You will receive feedback on your program review along with
any information on any areas of concern. However, it will ultimately
be your department or program that should really be analyzing
your review to see if it is sufficient. Did the review adequately
address your objectives and outcomes and did it answer your
questions regarding those items? Do you more clearly understand
what your students do and don't know-what they can and can't
do? And can you see places in the curriculum (and perhaps in
other experiences as well) where your faculty can be more effective
in ensuring student learning?
Because this
process emphasizes continuous improvement, the review is meant
to be a feedback and ongoing process, which means that there
will generally be a next step or question to answer. The review
that is sufficient for now will generally suggest additional
steps for the next review.
By
what mechanism, and to what degree, are these efforts going
to be incorporated into the university's assessment of
us?
One way to read
this question is "How will university administrators use information
from and about a program's assessment process when they make
decisions that affect the college, the department, and the program?" Another
is "How will program assessment and my participation in it affect
administrative decisions about me, as an individual faculty member?" I
will try to answer both questions.
With program
review as an active process at NKU, university administrators
will expect that your program's faculty are keeping track of
how effective your programs and activities are
and using that information in your program and curriculum planning.

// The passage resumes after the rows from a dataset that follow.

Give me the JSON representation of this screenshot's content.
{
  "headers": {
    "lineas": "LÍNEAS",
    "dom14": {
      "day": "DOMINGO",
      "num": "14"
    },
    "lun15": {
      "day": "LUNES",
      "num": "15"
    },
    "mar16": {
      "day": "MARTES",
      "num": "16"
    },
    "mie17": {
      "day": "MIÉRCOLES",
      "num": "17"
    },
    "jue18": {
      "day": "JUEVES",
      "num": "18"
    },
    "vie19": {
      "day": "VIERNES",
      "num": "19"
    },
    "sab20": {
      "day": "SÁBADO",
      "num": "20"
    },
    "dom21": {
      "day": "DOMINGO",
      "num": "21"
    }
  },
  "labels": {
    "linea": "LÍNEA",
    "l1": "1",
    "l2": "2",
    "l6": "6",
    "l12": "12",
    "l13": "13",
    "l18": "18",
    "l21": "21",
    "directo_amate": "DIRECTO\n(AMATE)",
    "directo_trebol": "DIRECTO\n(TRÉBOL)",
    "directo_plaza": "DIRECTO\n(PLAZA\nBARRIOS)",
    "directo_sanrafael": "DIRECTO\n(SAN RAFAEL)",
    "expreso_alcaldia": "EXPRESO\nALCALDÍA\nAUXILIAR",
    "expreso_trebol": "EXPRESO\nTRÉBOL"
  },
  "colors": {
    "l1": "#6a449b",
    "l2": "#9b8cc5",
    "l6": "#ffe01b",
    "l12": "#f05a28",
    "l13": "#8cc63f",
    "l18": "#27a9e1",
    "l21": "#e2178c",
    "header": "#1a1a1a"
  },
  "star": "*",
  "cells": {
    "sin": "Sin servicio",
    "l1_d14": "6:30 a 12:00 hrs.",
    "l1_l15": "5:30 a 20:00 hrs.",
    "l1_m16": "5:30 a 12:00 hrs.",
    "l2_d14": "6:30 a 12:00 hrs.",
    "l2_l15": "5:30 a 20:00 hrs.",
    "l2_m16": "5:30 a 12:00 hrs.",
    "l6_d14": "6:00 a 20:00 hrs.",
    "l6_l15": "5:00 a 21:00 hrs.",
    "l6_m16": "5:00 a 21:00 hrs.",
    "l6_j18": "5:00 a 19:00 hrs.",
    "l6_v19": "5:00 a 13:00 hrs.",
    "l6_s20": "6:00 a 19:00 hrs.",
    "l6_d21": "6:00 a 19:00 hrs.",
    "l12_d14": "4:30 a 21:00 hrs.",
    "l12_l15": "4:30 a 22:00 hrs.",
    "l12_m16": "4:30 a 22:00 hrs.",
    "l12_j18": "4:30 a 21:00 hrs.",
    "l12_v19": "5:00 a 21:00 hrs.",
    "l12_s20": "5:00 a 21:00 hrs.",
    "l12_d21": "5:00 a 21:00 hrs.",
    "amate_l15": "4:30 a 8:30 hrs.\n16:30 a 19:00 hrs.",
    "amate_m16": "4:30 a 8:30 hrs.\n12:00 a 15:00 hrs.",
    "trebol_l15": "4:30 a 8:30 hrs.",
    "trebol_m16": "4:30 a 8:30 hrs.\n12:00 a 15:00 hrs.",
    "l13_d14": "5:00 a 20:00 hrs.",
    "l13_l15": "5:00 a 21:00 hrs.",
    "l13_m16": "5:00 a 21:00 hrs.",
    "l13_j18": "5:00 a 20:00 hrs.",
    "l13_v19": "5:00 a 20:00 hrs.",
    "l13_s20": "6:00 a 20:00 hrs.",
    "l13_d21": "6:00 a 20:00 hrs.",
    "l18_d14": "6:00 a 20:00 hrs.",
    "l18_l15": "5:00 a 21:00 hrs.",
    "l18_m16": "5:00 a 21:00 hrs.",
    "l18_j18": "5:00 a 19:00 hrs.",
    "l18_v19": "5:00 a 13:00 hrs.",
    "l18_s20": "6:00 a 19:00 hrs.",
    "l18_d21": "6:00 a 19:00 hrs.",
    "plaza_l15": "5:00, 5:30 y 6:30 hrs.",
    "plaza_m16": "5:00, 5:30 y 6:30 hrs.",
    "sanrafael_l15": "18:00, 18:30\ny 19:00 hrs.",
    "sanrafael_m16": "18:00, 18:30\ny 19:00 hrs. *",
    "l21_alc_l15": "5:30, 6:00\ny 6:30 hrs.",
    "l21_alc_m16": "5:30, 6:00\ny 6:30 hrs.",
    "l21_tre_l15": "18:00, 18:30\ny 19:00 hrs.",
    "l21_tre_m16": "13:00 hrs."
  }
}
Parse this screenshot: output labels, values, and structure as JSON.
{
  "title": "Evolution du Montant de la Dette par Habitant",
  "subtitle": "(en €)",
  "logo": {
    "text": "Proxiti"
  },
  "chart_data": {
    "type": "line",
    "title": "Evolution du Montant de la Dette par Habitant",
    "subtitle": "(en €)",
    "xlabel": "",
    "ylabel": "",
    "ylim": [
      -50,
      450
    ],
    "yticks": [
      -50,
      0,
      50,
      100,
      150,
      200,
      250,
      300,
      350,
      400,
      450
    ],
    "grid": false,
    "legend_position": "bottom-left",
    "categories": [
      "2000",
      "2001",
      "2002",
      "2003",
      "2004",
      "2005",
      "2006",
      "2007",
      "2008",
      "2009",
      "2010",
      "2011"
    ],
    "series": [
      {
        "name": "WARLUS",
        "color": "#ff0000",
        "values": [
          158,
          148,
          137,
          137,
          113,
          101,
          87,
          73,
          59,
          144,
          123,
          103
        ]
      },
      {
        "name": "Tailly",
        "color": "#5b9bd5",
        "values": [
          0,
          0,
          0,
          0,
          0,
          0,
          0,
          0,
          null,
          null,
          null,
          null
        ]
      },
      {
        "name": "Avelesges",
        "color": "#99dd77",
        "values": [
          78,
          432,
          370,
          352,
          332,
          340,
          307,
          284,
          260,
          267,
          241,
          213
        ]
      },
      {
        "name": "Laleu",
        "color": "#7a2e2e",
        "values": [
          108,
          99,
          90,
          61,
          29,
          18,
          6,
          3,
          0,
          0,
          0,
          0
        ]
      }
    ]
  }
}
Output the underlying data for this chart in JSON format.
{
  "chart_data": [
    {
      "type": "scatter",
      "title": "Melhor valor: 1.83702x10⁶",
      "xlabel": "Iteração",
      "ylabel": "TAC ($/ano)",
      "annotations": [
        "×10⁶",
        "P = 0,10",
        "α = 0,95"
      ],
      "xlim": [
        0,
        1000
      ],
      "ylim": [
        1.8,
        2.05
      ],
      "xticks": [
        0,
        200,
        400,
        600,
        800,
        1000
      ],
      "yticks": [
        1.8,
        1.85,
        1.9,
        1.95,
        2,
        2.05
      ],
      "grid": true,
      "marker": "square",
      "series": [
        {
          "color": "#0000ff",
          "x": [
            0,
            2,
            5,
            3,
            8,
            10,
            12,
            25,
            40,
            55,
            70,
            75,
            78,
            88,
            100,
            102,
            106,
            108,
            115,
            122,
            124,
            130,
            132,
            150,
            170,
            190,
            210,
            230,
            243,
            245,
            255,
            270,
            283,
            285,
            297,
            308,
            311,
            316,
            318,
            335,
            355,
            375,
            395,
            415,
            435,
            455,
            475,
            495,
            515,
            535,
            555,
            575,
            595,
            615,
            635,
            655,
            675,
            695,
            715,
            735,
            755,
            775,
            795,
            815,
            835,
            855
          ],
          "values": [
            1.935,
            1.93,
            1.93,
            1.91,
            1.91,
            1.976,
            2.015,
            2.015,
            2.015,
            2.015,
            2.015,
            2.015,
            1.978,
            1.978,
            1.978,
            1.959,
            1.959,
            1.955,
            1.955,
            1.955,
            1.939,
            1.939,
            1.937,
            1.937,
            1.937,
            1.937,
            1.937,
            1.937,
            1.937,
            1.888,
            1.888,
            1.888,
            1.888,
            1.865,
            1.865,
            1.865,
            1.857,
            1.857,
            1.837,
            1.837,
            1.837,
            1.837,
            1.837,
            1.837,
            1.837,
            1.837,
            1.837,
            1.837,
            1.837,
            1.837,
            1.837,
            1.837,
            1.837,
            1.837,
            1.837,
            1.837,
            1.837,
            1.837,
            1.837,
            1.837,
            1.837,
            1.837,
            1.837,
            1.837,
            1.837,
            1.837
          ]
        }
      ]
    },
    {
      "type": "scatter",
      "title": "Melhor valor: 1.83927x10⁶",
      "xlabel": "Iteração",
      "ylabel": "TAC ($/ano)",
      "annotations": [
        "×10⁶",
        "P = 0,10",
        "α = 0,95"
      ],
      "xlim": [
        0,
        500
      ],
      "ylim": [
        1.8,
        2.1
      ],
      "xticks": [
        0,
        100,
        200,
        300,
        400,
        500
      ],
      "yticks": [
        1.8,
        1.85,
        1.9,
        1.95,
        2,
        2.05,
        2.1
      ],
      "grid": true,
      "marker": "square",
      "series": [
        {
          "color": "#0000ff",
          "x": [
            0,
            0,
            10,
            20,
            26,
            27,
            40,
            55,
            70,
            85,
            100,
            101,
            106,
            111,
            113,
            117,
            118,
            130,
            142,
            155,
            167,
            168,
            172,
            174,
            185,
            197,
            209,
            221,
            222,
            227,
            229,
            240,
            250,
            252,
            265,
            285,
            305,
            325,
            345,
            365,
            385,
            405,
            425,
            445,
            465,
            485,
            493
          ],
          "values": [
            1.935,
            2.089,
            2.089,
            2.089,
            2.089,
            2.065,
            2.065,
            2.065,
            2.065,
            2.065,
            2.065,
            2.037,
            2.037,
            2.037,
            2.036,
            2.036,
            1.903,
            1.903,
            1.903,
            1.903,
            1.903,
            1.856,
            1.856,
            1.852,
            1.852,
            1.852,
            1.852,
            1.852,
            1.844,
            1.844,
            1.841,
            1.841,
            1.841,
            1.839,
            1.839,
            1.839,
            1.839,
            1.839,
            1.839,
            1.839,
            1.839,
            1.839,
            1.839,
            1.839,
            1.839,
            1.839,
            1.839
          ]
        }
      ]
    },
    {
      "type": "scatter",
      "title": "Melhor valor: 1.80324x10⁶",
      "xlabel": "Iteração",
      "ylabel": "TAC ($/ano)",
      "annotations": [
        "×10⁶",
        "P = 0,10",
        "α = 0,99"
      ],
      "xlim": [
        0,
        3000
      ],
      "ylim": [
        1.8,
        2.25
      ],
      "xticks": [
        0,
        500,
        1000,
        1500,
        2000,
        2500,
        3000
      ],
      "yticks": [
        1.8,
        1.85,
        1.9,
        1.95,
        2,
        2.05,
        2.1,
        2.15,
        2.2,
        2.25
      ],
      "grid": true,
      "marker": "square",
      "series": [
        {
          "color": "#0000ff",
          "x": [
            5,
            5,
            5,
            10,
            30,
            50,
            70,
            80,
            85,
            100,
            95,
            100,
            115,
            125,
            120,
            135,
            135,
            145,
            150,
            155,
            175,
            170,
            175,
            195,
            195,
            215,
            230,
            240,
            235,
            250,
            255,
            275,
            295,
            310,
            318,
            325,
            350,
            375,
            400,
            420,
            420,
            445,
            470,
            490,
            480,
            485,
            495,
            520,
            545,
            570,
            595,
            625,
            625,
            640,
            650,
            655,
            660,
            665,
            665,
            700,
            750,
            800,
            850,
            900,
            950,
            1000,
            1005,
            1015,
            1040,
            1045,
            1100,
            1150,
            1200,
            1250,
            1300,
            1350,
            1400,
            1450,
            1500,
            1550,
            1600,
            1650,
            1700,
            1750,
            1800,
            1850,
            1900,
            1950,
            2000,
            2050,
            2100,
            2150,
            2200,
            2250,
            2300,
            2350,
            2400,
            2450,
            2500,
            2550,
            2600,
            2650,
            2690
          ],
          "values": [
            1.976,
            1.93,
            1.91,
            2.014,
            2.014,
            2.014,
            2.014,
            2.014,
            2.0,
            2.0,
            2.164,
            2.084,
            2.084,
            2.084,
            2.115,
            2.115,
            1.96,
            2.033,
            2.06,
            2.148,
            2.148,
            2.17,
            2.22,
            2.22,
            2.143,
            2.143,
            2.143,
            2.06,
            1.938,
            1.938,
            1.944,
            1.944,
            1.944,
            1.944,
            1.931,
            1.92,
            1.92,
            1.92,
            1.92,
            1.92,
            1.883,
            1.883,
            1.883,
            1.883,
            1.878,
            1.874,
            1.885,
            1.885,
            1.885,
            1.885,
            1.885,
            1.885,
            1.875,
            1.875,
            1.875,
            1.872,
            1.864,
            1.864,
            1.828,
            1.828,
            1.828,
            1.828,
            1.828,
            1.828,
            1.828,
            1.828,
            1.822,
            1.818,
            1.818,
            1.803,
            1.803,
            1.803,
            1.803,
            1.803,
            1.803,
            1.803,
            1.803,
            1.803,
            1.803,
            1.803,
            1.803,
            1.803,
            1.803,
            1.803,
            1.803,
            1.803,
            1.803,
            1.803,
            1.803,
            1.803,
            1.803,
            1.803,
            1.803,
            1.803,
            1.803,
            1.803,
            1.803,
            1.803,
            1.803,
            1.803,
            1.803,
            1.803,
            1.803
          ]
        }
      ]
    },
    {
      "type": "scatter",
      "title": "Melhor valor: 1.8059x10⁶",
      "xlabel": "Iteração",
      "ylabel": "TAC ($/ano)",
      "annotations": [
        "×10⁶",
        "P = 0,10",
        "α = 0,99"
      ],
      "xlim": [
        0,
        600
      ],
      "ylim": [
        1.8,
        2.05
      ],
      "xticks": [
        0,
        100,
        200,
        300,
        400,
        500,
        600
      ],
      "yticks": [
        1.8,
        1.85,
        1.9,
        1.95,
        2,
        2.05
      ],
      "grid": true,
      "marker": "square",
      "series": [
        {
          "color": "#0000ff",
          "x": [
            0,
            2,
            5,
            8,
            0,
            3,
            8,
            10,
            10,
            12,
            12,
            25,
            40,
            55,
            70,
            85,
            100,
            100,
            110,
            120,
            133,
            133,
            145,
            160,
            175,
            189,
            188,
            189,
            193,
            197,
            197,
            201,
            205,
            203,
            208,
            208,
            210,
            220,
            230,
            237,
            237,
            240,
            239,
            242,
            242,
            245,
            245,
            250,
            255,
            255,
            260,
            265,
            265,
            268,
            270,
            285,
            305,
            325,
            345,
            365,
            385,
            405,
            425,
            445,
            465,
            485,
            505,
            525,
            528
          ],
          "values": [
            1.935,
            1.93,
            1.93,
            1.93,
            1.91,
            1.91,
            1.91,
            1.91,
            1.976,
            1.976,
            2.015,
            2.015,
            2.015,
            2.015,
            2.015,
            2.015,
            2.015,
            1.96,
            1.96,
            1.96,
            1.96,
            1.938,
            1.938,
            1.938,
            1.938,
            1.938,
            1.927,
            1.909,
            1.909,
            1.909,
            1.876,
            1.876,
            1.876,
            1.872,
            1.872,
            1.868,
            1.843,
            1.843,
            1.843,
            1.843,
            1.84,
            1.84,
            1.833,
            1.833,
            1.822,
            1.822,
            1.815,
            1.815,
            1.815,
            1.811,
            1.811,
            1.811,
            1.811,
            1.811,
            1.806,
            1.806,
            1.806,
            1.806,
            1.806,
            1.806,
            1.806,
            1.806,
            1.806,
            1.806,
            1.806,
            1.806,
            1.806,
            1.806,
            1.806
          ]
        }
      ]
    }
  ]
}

They will also expect you to use the information to support initiatives
in your department's strategic plan and other requests for continued
or expanded support and for changes in your program's situation.
Program plans that affect undergraduate and/or graduate education
won't automatically be approved because they are based on assessment
data, of course, but plans that do take assessment data into
account are more likely to be considered positively than plans
that do not.
As an individual
faculty member involved in undergraduate and/or graduate education
at NKU, you are expected to contribute to your program's effectiveness
and to take part in program planning. This expectation includes
contributing to and paying attention to assessment and other
program review information. In a real sense, this is part of
teaching. Individual departments will differ in how they take
account of this activity in assigning responsibilities and in
evaluating faculty members, but as college and university administrators
ask departments to actively use assessment and other program
review information, departments will ask faculty to do the same.
This is not the
most precise answer that some of you may want, saying exactly
who will give how many points for what levels of performance
on which program review measures. We can't be that specific.
Your department and program decide what data you will gather
and how you will use it. The information that's part of each
planning request will be what's relevant to that request, and
will vary with the program and the request. Appropriate roles
for individual faculty members depend in part on their particular
program's assessment process. The general answer, however, is
that attention will be paid to programs' use of their assessment
processes and to faculty members' participation in them.